Der jüdische Publizist Michel Friedman will nach eigenen Worten die deutschen Bürgerinnen und Bürger dafür sensibilisieren, wie toll es ist, frei zu sein. “Es gibt so viele Entscheidungen, die wir dauernd treffen dürfen, ohne überhaupt nachzudenken, was es bedeutet, sie treffen zu dürfen”, sagte der 69-Jährige der “Süddeutschen Zeitung”. Die Trägheit der Leute, sich nicht endlich mehr für die Demokratie einzusetzen, bereite ihm Schmerzen.
“Wir, die für Aufklärung, Freiheit, Demokratie und Respekt stehen, wir sind immer noch die Mehrheit. Aber wenn wir nichts tun, sind wir es nicht mehr lange”, sagte Friedman. Der Korridor der Zeit sei maximal verkürzt. “Bis zur vorletzten Sekunde bin ich dabei”, versprach der Publizist. Er verwies auf eine Umfrage, wonach 60 Prozent der Deutschen damit rechneten, dass im nächsten Jahr ein AfD-Ministerpräsident gewählt werde. “Das klingt, als hätten sie bereits aufgegeben, das ist unaufhaltsam. Was für ein Offenbarungseid.”
Friedman sieht Demokratie in Ostdeutschland bedroht
Laut Friedman ist die Demokratie in Ostdeutschland strukturell von autoritären Rechtsextremisten, Antidemokraten und ihren Wählerschichten bedroht. In seinem neuen Buch “Mensch!” setze er nicht auf Appelle oder Predigten, sondern versuche, Sachverhalte zu erklären, sie zu interpretieren und daraus Handlungsversuche zu formulieren. Er hoffe, dass seine Inhalte Gehör fänden. Seine Rede im hessischen Landtag hätten auf Youtube Hunderttausende Menschen gehört – “und das sind junge Menschen”.

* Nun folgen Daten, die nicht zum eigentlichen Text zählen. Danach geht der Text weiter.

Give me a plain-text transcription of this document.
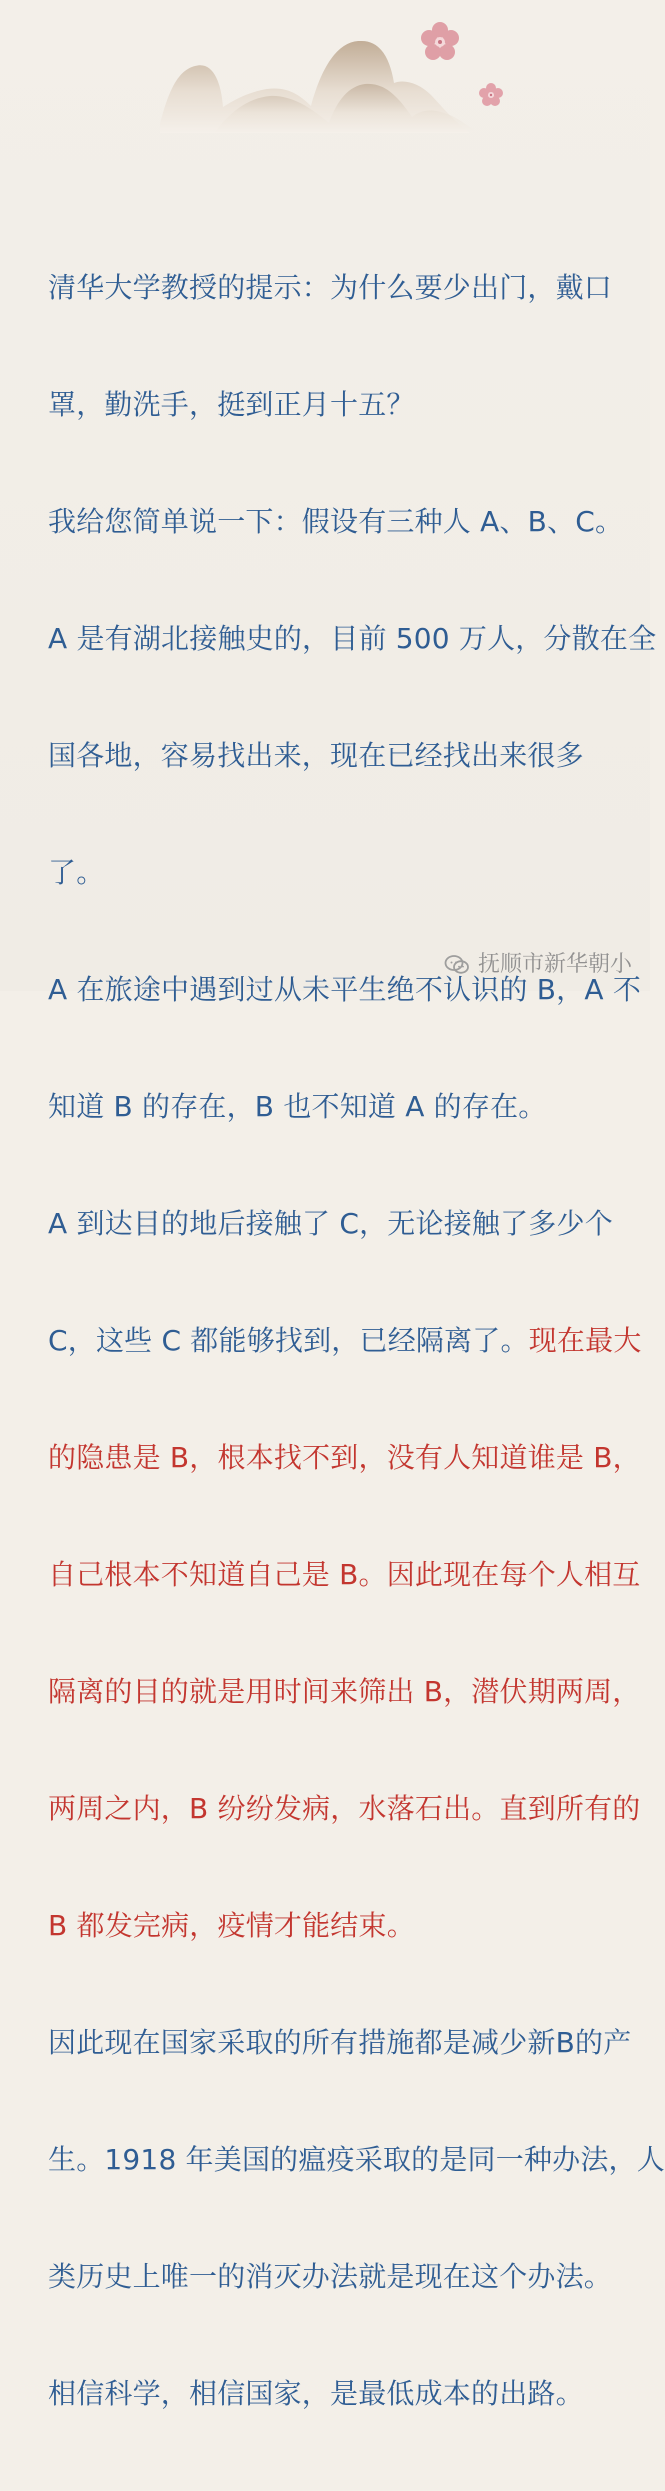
清华大学教授的提示：为什么要少出门，戴口

罩，勤洗手，挺到正月十五？

我给您简单说一下：假设有三种人 A、B、C。

A 是有湖北接触史的，目前 500 万人，分散在全

国各地，容易找出来，现在已经找出来很多

了。

A 在旅途中遇到过从未平生绝不认识的 B，A 不

知道 B 的存在，B 也不知道 A 的存在。

A 到达目的地后接触了 C，无论接触了多少个

C，这些 C 都能够找到，已经隔离了。现在最大

的隐患是 B，根本找不到，没有人知道谁是 B，

自己根本不知道自己是 B。因此现在每个人相互

隔离的目的就是用时间来筛出 B，潜伏期两周，

两周之内，B 纷纷发病，水落石出。直到所有的

B 都发完病，疫情才能结束。

因此现在国家采取的所有措施都是减少新B的产

生。1918 年美国的瘟疫采取的是同一种办法，人

类历史上唯一的消灭办法就是现在这个办法。

相信科学，相信国家，是最低成本的出路。

抚顺市新华朝小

Dennoch ist Friedman nicht in den sozialen Medien aktiv. Er halte diese für “ein brutales Instrument des Kapitalismus”. Algorithmen machten aus allem, was inhaltlich beschrieben werde, eine kommerziell zugespitzte Ware. “Sie verkaufen uns, denn sie haben nichts dagegen, dass Mächte wie Russland, aber auch China, mit ihnen unsere Demokratien angreifen.” Tiktok sei eine Plattform, die primär Propaganda und Lügen verbreite. Sie lasse ihre Konsumenten manipulieren und verdummen. “Für Tiktok und Instagram werde ich nicht anfangen zu singen oder zu tanzen”, so der Publizist.
Laut Friedmann ist auch die soziale Gerechtigkeit eine Grundlage der Demokratie. “Denn die Würde des Menschen hat auch etwas mit Armut zu tun.” Wer darauf in einer Gesellschaft nicht Wert lege, habe nicht verstanden, was Demokratie bedeute. “Wenn wir ärmere Menschen unterstützen, tun wir ihnen nicht etwa einen Gefallen. Das sollte unser Selbstverständnis sein”, hob der Publizist hervor. Von Oskar Schindler habe er gelernt: “Redet weniger, tut mehr. Geh einen Schritt mehr, stärke dein Rückgrat.”
Der Unternehmer Schindler rettete während des Zweiten Weltkriegs über 1.000 Zwangsarbeiter vor der Ermordung in NS-Vernichtungslagern. Darunter waren auch die Eltern von Friedman.